Kjeld Jakobsen, consultor da CUT, propôs que a forma de fazer frente às tentativas dos governos de trazer aporte financeiro dos grandes conglomerados para projetos na área é a taxação das transações financeiras internacionais. “Essa é a nossa forma de sustentar financeiramente essa luta”.

Outra forma de barrar o caminho da mercantilização do tema, lembrou, é defender o patrimônio ambiental como bem público, por sinal outra resolução reafirmada no documento final da Cúpula, notadamente no caso da água, energia, alimentos.

A unidade alcançada pela Cúpula já trouxe, na opinião de Daniel Angelim, reflexos positivos nos movimentos sociais aqui no Brasil. Citou como exemplo o Encontro Unitário dos Trabalhadores, trabalhadoras e povos do campo, das águas e das florestas, realizado em Brasília entre os dias 20 e 22 de agosto.
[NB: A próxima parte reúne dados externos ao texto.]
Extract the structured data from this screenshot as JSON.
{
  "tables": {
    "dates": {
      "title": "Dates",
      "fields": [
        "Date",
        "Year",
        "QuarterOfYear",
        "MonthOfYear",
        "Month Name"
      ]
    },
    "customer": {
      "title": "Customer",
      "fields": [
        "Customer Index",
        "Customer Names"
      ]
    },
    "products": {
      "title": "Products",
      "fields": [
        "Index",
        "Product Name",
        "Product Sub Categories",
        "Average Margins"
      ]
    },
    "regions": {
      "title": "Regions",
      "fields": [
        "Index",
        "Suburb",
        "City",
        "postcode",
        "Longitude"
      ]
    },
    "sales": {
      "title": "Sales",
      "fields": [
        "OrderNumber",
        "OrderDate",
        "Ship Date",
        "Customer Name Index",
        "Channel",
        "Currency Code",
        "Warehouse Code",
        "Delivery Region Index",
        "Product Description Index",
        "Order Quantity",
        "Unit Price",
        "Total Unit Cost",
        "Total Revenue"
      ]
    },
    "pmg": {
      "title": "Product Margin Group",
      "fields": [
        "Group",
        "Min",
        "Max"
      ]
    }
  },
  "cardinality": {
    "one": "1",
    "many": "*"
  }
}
O grupo que debateu o tema pretende realizar novas reuniões e, desde já, cada um em seus espaços, fazer avançar as propostas firmadas na Cúpula. Em 2015, segundo cronograma estabelecido pela Rio+20, os Objetivos do Milênio da ONU serão substituídos por Objetivos do Desenvolvimento Sustentável – e, neste ponto, os movimentos sociais acreditam que o maior desafio é atrelar esses objetivos com instrumentos concretos de medição de resultados e cumprimento de prazos.